His glare dissolved unexpectedly into a smile. "A quality which I didn't suspect in you and which I appreciate, despite snide remarks to the contrary. What have you done with your children, oh devoted mother?"
"Sylvia's baby-sitting."
"Does she know you're holding the hand of a sick friend?"
"It was her suggestion, and her beef tea recipe." She reached for the empty cup, lying on the spread.
His hand, strong-fingered, closed about her wrist, jerking her off her feet and forcing her down to his level.
"Jamie!"
He held her eyes in an unfathomable gaze before he smiled oddly and deliberately rubbed the hand he held across his stubbly beard.
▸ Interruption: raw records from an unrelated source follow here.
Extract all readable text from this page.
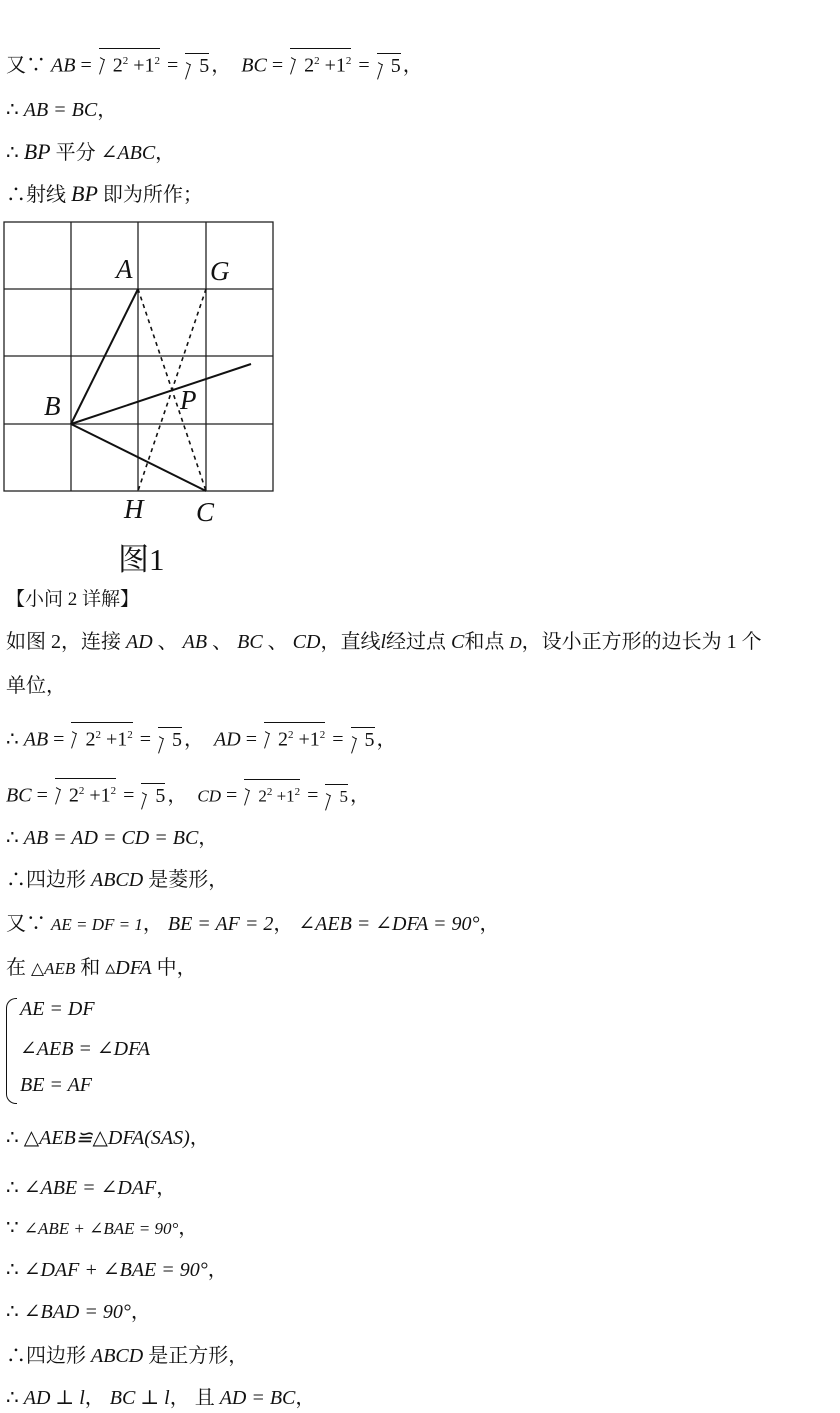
又∵ AB = $2^2 +1^2 = 5$ ，  BC = $2^2 +1^2 = 5$ ，
∴ AB = BC，
∴ BP 平分 ∠ABC，
∴射线 BP 即为所作；
A	G
B	P
H C
图1
【小问 2 详解】
如图 2，连接 AD 、 AB 、 BC 、 CD，直线l经过点 C和点 D，设小正方形的边长为 1 个
单位，
∴ AB = $2^2 +1^2 = 5$ ，  AD = $2^2 +1^2 = 5$ ，
BC = $2^2 +1^2 = 5$ ，  CD = $2^2 +1^2 = 5$ ，
∴ AB = AD = CD = BC，
∴四边形 ABCD 是菱形，
又∵ AE = DF = 1， BE = AF = 2， ∠AEB = ∠DFA = 90°，
在 △AEB 和 ▵DFA 中，
AE = DF
∠AEB = ∠DFA
BE = AF
∴ △AEB≌△DFA(SAS)，
∴ ∠ABE = ∠DAF，
∵ ∠ABE + ∠BAE = 90°，
∴ ∠DAF + ∠BAE = 90°，
∴ ∠BAD = 90°，
∴四边形 ABCD 是正方形，
∴ AD ⊥ l， BC ⊥ l， 且 AD = BC，
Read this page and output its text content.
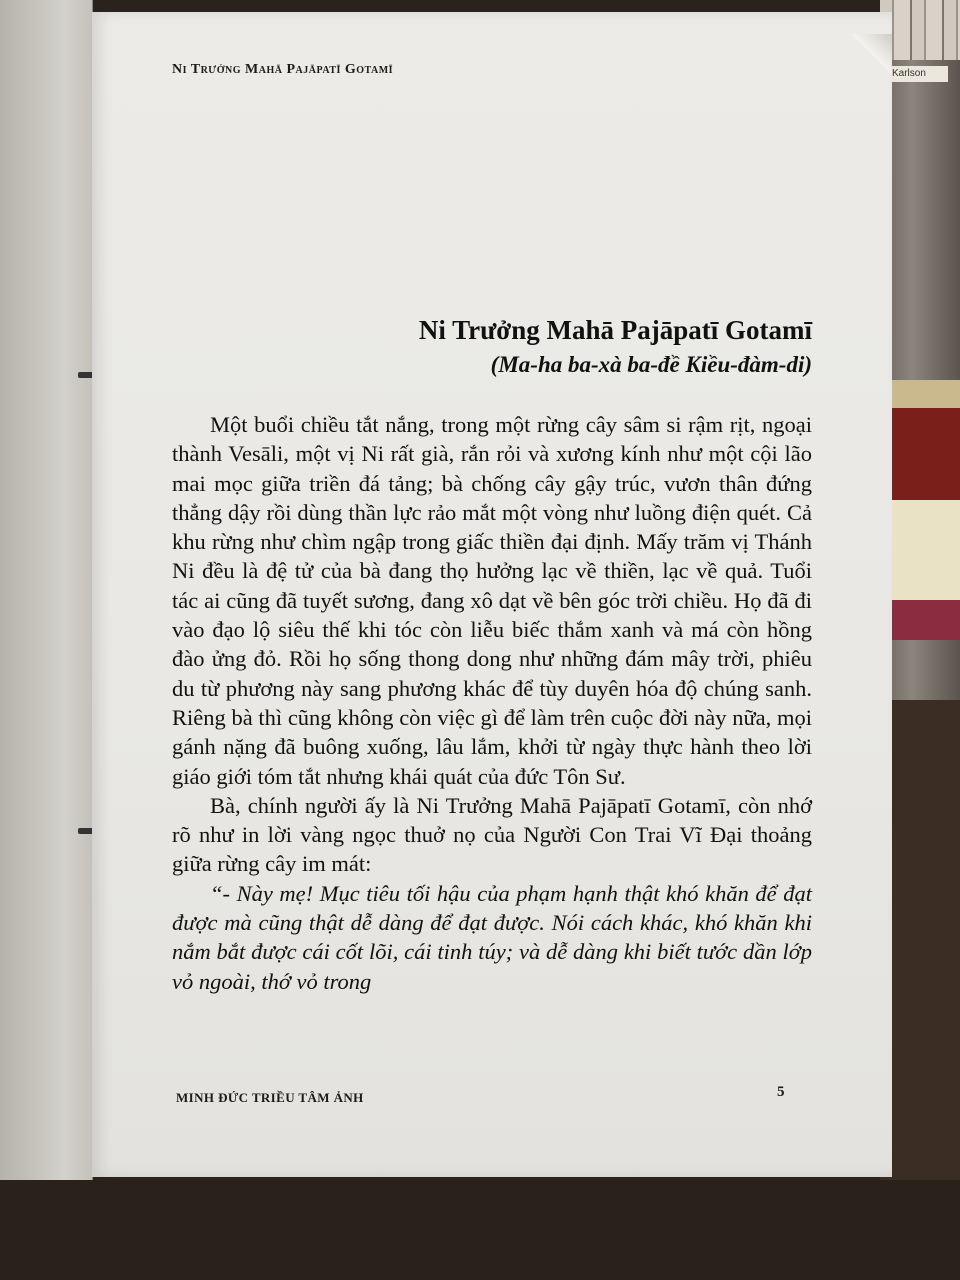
Karlson
Ni Trưởng Mahā Pajāpatī Gotamī
Ni Trưởng Mahā Pajāpatī Gotamī
(Ma-ha ba-xà ba-đề Kiều-đàm-di)

Một buổi chiều tắt nắng, trong một rừng cây sâm si rậm rịt, ngoại thành Vesāli, một vị Ni rất già, rắn rỏi và xương kính như một cội lão mai mọc giữa triền đá tảng; bà chống cây gậy trúc, vươn thân đứng thẳng dậy rồi dùng thần lực rảo mắt một vòng như luồng điện quét. Cả khu rừng như chìm ngập trong giấc thiền đại định. Mấy trăm vị Thánh Ni đều là đệ tử của bà đang thọ hưởng lạc về thiền, lạc về quả. Tuổi tác ai cũng đã tuyết sương, đang xô dạt về bên góc trời chiều. Họ đã đi vào đạo lộ siêu thế khi tóc còn liễu biếc thắm xanh và má còn hồng đào ửng đỏ. Rồi họ sống thong dong như những đám mây trời, phiêu du từ phương này sang phương khác để tùy duyên hóa độ chúng sanh. Riêng bà thì cũng không còn việc gì để làm trên cuộc đời này nữa, mọi gánh nặng đã buông xuống, lâu lắm, khởi từ ngày thực hành theo lời giáo giới tóm tắt nhưng khái quát của đức Tôn Sư.

Bà, chính người ấy là Ni Trưởng Mahā Pajāpatī Gotamī, còn nhớ rõ như in lời vàng ngọc thuở nọ của Người Con Trai Vĩ Đại thoảng giữa rừng cây im mát:

“- Này mẹ! Mục tiêu tối hậu của phạm hạnh thật khó khăn để đạt được mà cũng thật dễ dàng để đạt được. Nói cách khác, khó khăn khi nắm bắt được cái cốt lõi, cái tinh túy; và dễ dàng khi biết tước dần lớp vỏ ngoài, thớ vỏ trong

MINH ĐỨC TRIỀU TÂM ẢNH	5
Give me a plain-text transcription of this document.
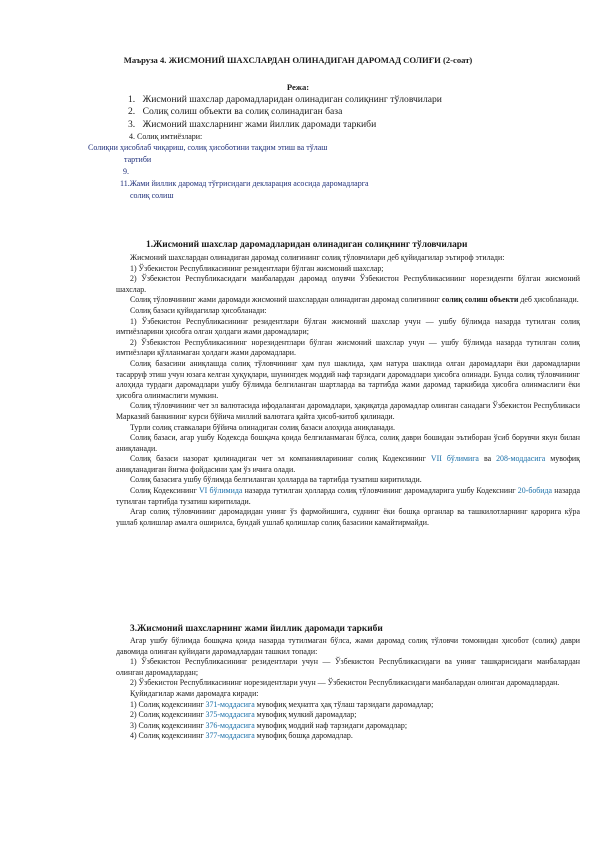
Маъруза 4. ЖИСМОНИЙ ШАХСЛАРДАН ОЛИНАДИГАН ДАРОМАД СОЛИҒИ (2-соат)
Режа:
1. Жисмоний шахслар даромадларидан олинадиган солиқнинг тўловчилари
2. Солиқ солиш объекти ва солиқ солинадиган база
3. Жисмоний шахсларнинг жами йиллик даромади таркиби
4. Солиқ имтиёзлари:
Солиқни ҳисоблаб чиқариш, солиқ ҳисоботини тақдим этиш ва тўлаш
тартиби
9.
11.Жами йиллик даромад тўғрисидаги декларация асосида даромадларга
солиқ солиш
1.Жисмоний шахслар даромадларидан олинадиган солиқнинг тўловчилари

Жисмоний шахслардан олинадиган даромад солиғининг солиқ тўловчилари деб қуйидагилар эътироф этилади:

1) Ўзбекистон Республикасининг резидентлари бўлган жисмоний шахслар;

2) Ўзбекистон Республикасидаги манбалардан даромад олувчи Ўзбекистон Республикасининг норезиденти бўлган жисмоний шахслар.

Солиқ тўловчининг жами даромади жисмоний шахслардан олинадиган даромад солиғининг солиқ солиш объекти деб ҳисобланади.

Солиқ базаси қуйидагилар ҳисобланади:

1) Ўзбекистон Республикасининг резидентлари бўлган жисмоний шахслар учун — ушбу бўлимда назарда тутилган солиқ имтиёзларини ҳисобга олган ҳолдаги жами даромадлари;

2) Ўзбекистон Республикасининг норезидентлари бўлган жисмоний шахслар учун — ушбу бўлимда назарда тутилган солиқ имтиёзлари қўлланмаган ҳолдаги жами даромадлари.

Солиқ базасини аниқлашда солиқ тўловчининг ҳам пул шаклида, ҳам натура шаклида олган даромадлари ёки даромадларни тасарруф этиш учун юзага келган ҳуқуқлари, шунингдек моддий наф тарзидаги даромадлари ҳисобга олинади. Бунда солиқ тўловчининг алоҳида турдаги даромадлари ушбу бўлимда белгиланган шартларда ва тартибда жами даромад таркибида ҳисобга олинмаслиги ёки ҳисобга олинмаслиги мумкин.

Солиқ тўловчининг чет эл валютасида ифодаланган даромадлари, ҳақиқатда даромадлар олинган санадаги Ўзбекистон Республикаси Марказий банкининг курси бўйича миллий валютага қайта ҳисоб-китоб қилинади.

Турли солиқ ставкалари бўйича олинадиган солиқ базаси алоҳида аниқланади.

Солиқ базаси, агар ушбу Кодексда бошқача қоида белгиланмаган бўлса, солиқ даври бошидан эътиборан ўсиб борувчи якун билан аниқланади.

Солиқ базаси назорат қилинадиган чет эл компанияларининг солиқ Кодексининг VII бўлимига ва 208-моддасига мувофиқ аниқланадиган йиғма фойдасини ҳам ўз ичига олади.

Солиқ базасига ушбу бўлимда белгиланган ҳолларда ва тартибда тузатиш киритилади.

Солиқ Кодексининг VI бўлимида назарда тутилган ҳолларда солиқ тўловчининг даромадларига ушбу Кодекснинг 20-бобида назарда тутилган тартибда тузатиш киритилади.

Агар солиқ тўловчининг даромадидан унинг ўз фармойишига, суднинг ёки бошқа органлар ва ташкилотларнинг қарорига кўра ушлаб қолишлар амалга оширилса, бундай ушлаб қолишлар солиқ базасини камайтирмайди.

3.Жисмоний шахсларнинг жами йиллик даромади таркиби

Агар ушбу бўлимда бошқача қоида назарда тутилмаган бўлса, жами даромад солиқ тўловчи томонидан ҳисобот (солиқ) даври давомида олинган қуйидаги даромадлардан ташкил топади:

1) Ўзбекистон Республикасининг резидентлари учун — Ўзбекистон Республикасидаги ва унинг ташқарисидаги манбалардан олинган даромадлардан;

2) Ўзбекистон Республикасининг норезидентлари учун — Ўзбекистон Республикасидаги манбалардан олинган даромадлардан.

Қуйидагилар жами даромадга киради:

1) Солиқ кодексининг 371-моддасига мувофиқ меҳнатга ҳақ тўлаш тарзидаги даромадлар;

2) Солиқ кодексининг 375-моддасига мувофиқ мулкий даромадлар;

3) Солиқ кодексининг 376-моддасига мувофиқ моддий наф тарзидаги даромадлар;

4) Солиқ кодексининг 377-моддасига мувофиқ бошқа даромадлар.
"Hey, your face is like sandpaper."
"I'll see to you another time, me proud beauty!" he said with one last baleful leer and then turned away from her.
Disturbed by the intensity of his expression and the unexpected strength in a man weakened by fever and coughing, Mirelle hurried down to the kitchen. His grip, angrily strong, had left white marks on her wrist. And why had he turned so abruptly violent? She had only been trying to lighten his illness with her teasing. Restless, she emptied the dried meat cubes out of the double boiler and put them into a sack to bring home to Tasso: that is, if he'd consider them fit to eat. She washed and tidied up the kitchen, delaying the time when she might be called up to HowelPs room again. She was relieved to hear the noise of a car in the drive and opened the front door to see Margaret hurrying up the walk.
"I owe him a fortune," she told Mirelle breathlessly.
"Come and get it," called Howell from above and Margaret, with an apologetic smile at Mirelle, rushed up the stairs.
Mirelle could hear the obbligato of her greeting and questioning against his rasping counterbass. Then Margaret was clattering down the stairs again with a wallet in her hand. She paid the cabbie, retrieved a small case from the back seat and came flying back to the house, looking exceedingly pretty with her flushed cheeks and windblown hair. She looked not a bit like her father except for the jawline.
"I can't thank you enough, Mrs. Martin. Dad's said how you've browbeaten him with old maid nurses and beef teas, whatever they are, and he promises he'll behave for me."
Mirelle laughed and gave Margaret the doctor's instructions, adding that she'd be happy to do any shopping or fetching that might be necessary.
"Dad also said I'd better send you home now. Your children will be missing you."
"I'd better go, truly. Call me."
As Mirelle drove home, the hand which Jamie had rubbed against his unshaven cheek still tingled from that pressure. She could almost feel the strong fingers tightening again.
That night, at dinner, wondering why, she told the family all about Howell's distress call and waiting until his daughter arrived from college.